Ce n'est pas possible ! Ce n'est pas moi qui ai fait ça ! Si ? Non ? Je ne sais pas...

     Des larmes de rage coulent le long de mes joues alors que je passe une main réconfortante dans ses cheveux. Je m'agenouille devant lui et m'agrippe à sa blouse pour y noyer mon chagrin. J'essaye de le prendre dans mes bras mais j'ai l'impression de serrer un cadavre froid alors je m'écarte. En me relevant, j'essuie les traînées de sel sur mon visage. Je le fixe, tentant de retrouver un semblant de chaleur dans ses yeux bleus qui étaient si pétillant de son vivant. Oui, de son vivant, parce que pour moi, à cet instant il est plus du côté des morts que du notre. C'est horrible de penser ça mais mon frère est partit en même temps que moi ce fameux soir.

    Que lui ont-ils fait ? L'ont-ils torturé ? Je ne peux pas le savoir. Pourtant ces réponses m'aideraient grandement ! Pourquoi ? Pourquoi s'acharne t-on sur moi et mes proches !?!

-    Pourquoi ! crié-je.

    Le néant me répond et je continue en m'adressant cette fois à mon frère, immobile :

-    Jules, je suis désolée. Tu ne peux pas savoir comme t'abandonner m'a coûté. C'est la plus grosse erreur que je n'ai jamais commise ! Jules, reviens...

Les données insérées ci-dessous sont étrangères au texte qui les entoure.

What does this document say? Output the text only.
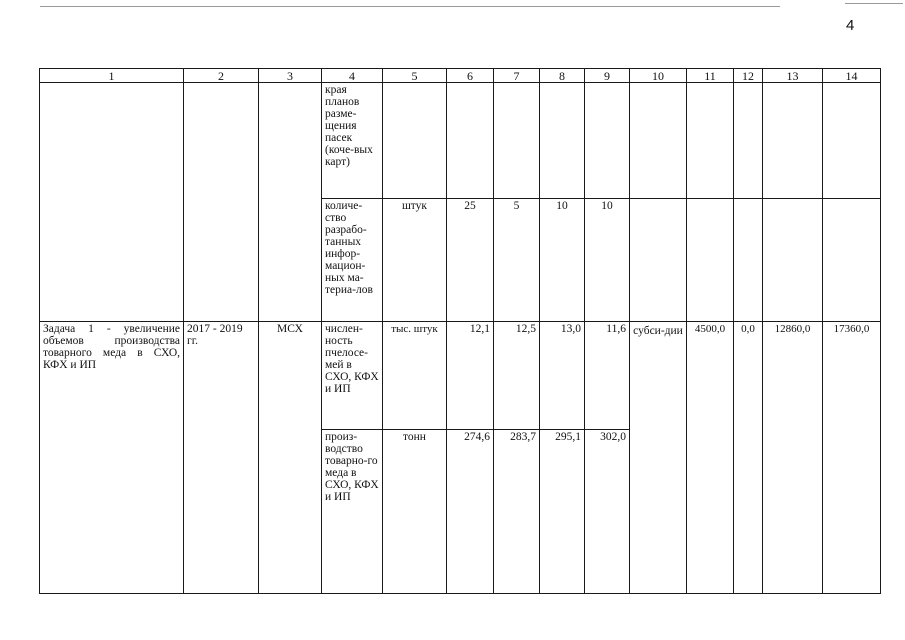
4
1	2	3	4	5	6	7	8	9	10	11	12	13	14
			края планов разме-щения пасек (коче-вых карт)										
			количе-ство разрабо-танных инфор-мацион-ных ма-териа-лов	штук	25	5	10	10					
Задача 1 - увеличение объемов производства товарного меда в СХО, КФХ и ИП	2017 - 2019 гг.	МСХ	числен-ность пчелосе-мей в СХО, КФХ и ИП	тыс. штук	12,1	12,5	13,0	11,6	субси-дии	4500,0	0,0	12860,0	17360,0
			произ-водство товарно-го меда в СХО, КФХ и ИП	тонн	274,6	283,7	295,1	302,0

    Mes sanglots remplacent mes paroles. Je me fiche de sentir ses os quand je me jette dans ses bras cette fois. J'ai juste envie de m'accrocher à lui.

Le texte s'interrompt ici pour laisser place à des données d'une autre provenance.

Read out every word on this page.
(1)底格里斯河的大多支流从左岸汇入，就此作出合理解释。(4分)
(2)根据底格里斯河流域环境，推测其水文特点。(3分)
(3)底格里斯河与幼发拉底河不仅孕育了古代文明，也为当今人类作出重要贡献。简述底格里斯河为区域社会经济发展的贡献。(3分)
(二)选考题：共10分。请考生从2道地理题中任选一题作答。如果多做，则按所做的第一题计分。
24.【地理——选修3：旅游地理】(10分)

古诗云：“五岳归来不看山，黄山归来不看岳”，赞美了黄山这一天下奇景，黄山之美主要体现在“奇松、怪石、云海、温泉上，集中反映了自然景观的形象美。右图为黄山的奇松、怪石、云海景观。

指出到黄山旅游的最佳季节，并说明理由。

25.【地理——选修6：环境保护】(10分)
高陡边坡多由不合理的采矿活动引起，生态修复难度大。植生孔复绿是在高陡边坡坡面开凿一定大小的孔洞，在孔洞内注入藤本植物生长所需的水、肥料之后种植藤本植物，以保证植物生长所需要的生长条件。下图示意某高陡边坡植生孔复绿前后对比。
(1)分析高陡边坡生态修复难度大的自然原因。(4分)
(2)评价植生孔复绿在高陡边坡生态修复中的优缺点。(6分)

-    Ne... pars... pas, le supplié-je, d'une voix nouée par les larmes.

    Il ne me répond toujours pas.

-    S'il te plait, Jules ! Ne me laisse pas ! Je suis venue te chercher ! Tu ne dois pas partir alors que je suis revenue ! Tu n'as pas le droit ! Jules...

    La colère et la tristesse s'emmêlent et se démêlent dans mon esprit. Je ne différencie plus les deux. Ils se sont invités dans mes pensées, dans mes mots et maintenant dans mes gestes.

    Je serre Jules ou ce qu'il en reste, le plus fort possible.

-    Jules... chuchoté-je, près de son oreille. Reste avec moi. Maman est partie mais tu ne dois pas l'imiter...

    Je pensais mourir après le sauvetage de mon frère et non l'inverse. Il devait vivre et moi partir, au lieu de ça c'est moi qui suis présente alors qu'il est absent.

    Il ne doit pas gagner l'au-delà sans moi. Je vais tous les retrouver si je meurs. Maman et Jules sont déjà là-bas alors pourquoi je suis toujours là, à supplier mon frère de rester alors que je peux l'accompagner ? Je dois mourir. Cette vérité s'impose à moi comme une nécessité et non un sacrifice. J'imaginais ça différemment il y a à peine quelques minutes. La joie a été remplacée par un vide abyssal qui anéantit tout. Je vais être aspirée par ce trou noir et pourtant je n'en ressens aucune libération. J'avais pensé mourir en l'honneur de mon frère sauvé. Mais comme je l'ai souvent appris au cours de mon voyage, rien ne se passe comme je le prédis. Le sort en a contre moi et me le fait comprendre en s'acharnant sur ma famille. Il n'a pas finit de me punir c'est donc moi qui vais mettre fin à son petit jeu.

    Je ne sais pas ce que j'ai fait pour mériter ça mais ça doit cesser. Morte, il n'aura plus aucune emprise sur moi. Plus rien ne s'accrochera à moi, plus personne. Je serais délivrée de tous mes maux.

    Il n'y a personne pour me retenir.

"Si. Tu as pensé à Morgan ?" me rappelle Rose.

    Pendant un moment, Morgan m'était complètement sortis de l'esprit. Certes nous avons passé de bons moments mais nous avons rien commencé alors je ne mettrais fin à aucune relation en m'éteignant. Il n'est pas amoureux de moi, il pourra s'en remettre contrairement à moi. Je dois penser avant tout à ceux qui en ont besoin, mon frère et ma mère. Les vivants doivent le rester mais pour une famille comme la nôtre qui est au bord du gouffre, la vie ne sert plus à rien.

    Ses pensées macabres tournent dans ma tête et plus j'y pense plus l'évidence se concrétise. Il faut que je le fasse. Je n'ai pas envie de porter le poids de leur mort pour toujours. Rose a beau dire que je suis égoïste en voulant aller mieux grâce à mon pouvoir mais dans ce cas là, elle ne peux rien dire. J'offre ma vie en échange d'une belle mort accompagnée de ceux que j'aime. Et c'est tout ce qu'il y a de plus désintéressé. Je me sacrifie pour ne pas les laisser seuls pour leur montrer que je suis revenue. C'est décidé, ce soir je meure.